In statements issued to the press, Republicans blamed Democrats for not agreeing to any spending cuts to reduce the deficit.

“In the end, an agreement proved impossible not because Republicans were unwilling to compromise, but because Democrats would not accept any proposal that did not expand the size and scope of government or punish job creators,” said Senate Minority Leader Mitch McConnell (R.–Ky.).

Democrat leaders Tweeted to their followers that Republican lawmakers were at fault for balking at tax increases, but also blamed the Tea Party and Grover Norquist, the president of Americans for Tax Reform and the leading Beltway opponent of new taxes.

“I’m disappointed that Rs never found the courage to ignore Tea Party extremists & millionaire lobbyists like Grover Norquist,” Tweeted Senate Majority Leader Harry Reid (D. –Nev.). “Moving fwd, I hope the fear of the Tea Party & millionaire lobbyists like Grover Norquist will not prevent Rs from forging compromises w/Ds.”

Added House Minority Leader Nancy Pelosi in a Tweet: “GOP rejected a balanced plan & chose to keep their pledge to Norquist to protect wealthiest 1% at all costs.”

House Speaker John Boehner said he too was disappointed at the outcome, but praised Democrat and Republican committee members and said “I am confident the work done by this committee will play a role in the solution we must eventually find as a nation.”

Some Republicans were critical of all lawmakers on Capitol Hill, and Rep. Tim Scott (R.–S.C.) said the committee and its goals were destined to fail.

“While I am disappointed in today’s announcement, the failure of the Super Committee comes as no surprise. I voted against this arrangement from the beginning, as it was unrealistic to believe a group a 12 members could solve our problems when 535 could not,” Scott said.

Sen. Bob Corker (R.-Tenn.) called the end result “nothing short of an embarrassment” and “an absolute national disgrace and failure of leadership” that the committee could not “agree on a paltry $1.2 trillion in deficit reduction.”

Rep. Allen West (R.-Fla.) called the abrupt conclusion a “sad indictment” on all members of Congress” and citing the failure in the House last week to pass a balanced budget amendment, said “we as a collective body are pathetic.”

Rep. Chip Cravaack (R.–Minn.) summed it up as “yet another outrageous failure by Washington to set aside partisan bickering for the well being of our great nation.”
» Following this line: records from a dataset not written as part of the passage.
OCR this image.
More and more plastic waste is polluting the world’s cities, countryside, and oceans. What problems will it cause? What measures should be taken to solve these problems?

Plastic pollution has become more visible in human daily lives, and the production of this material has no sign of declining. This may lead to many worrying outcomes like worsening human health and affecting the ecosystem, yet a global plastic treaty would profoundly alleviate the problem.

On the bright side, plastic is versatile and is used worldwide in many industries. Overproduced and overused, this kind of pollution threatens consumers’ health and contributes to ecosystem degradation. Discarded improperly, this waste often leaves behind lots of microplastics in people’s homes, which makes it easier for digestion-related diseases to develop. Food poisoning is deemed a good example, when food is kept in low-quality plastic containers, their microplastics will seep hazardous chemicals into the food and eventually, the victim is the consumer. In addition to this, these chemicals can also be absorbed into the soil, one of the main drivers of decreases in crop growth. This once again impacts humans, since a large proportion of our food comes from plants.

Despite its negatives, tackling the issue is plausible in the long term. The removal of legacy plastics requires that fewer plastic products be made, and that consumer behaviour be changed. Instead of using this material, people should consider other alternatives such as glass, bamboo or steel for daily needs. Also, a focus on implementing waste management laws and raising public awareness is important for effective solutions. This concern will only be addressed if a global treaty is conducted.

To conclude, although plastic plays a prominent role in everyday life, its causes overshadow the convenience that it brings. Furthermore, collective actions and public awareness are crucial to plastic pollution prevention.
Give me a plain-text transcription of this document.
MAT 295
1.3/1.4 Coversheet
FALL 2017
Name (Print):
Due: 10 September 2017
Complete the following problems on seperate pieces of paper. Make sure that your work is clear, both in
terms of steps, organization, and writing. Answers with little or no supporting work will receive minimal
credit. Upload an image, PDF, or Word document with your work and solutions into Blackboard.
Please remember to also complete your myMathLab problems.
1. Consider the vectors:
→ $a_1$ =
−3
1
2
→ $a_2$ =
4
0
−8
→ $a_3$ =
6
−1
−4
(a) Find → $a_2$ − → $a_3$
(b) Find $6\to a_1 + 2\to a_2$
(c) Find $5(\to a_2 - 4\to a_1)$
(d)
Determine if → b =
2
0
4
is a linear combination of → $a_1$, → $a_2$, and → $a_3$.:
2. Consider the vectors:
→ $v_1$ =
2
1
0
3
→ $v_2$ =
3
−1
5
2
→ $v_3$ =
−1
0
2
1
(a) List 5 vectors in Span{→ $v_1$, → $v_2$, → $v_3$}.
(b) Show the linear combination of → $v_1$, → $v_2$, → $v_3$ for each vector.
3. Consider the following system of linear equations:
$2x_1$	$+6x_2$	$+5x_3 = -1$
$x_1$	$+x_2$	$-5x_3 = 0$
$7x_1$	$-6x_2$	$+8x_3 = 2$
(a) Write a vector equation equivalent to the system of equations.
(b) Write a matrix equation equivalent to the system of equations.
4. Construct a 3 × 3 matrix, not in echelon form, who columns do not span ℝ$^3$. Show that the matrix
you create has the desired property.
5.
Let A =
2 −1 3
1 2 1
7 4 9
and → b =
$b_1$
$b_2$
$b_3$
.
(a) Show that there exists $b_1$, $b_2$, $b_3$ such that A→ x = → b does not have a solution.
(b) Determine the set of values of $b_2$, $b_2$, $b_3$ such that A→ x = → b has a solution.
However, Sen. Rob Portman (R.–Ohio), one of the committee members, said Republicans worked in good faith to find common ground and offered up new revenues through tax code reforms but Democrats wanted more than a trillion dollars in tax increases and more stimulus spending.

“We failed to reach agreement because, despite good intentions on both sides, we simply couldn’t bridge fundamental policy differences that reflect a broader disagreement in the Congress and country as a whole over the size and scope of government,” Portman said.

Sen. Pat Toomey (R.–Pa.) said the committee wasted an “extraordinary opportunity” to pay down on the deficit by reforming the tax system, specifically, his proposal.

“I am saddened and disappointed that we were unable to meet our goal when so many Americans were counting on us,” Toomey said. “Like the proposals offered by other bipartisan commissions, our proposal offered a mix of spending cuts, revenue, and job-creating tax reform that would have lowered tax rates for all Americans and reduced our deficit by $1.2 trillion. Unfortunately, our Democratic colleagues refused to agree to any meaningful deficit reduction without $1 trillion in job-crushing tax increases.”

Rep. Fred Upton (R.–Mich.), who also served on the committee, said the panel “faced steep odds” and that he was “bitterly disappointed” they could not reach an agreement, but that “America’s fiscal challenges did not appear overnight, and finding solutions will take time and require tough choices.”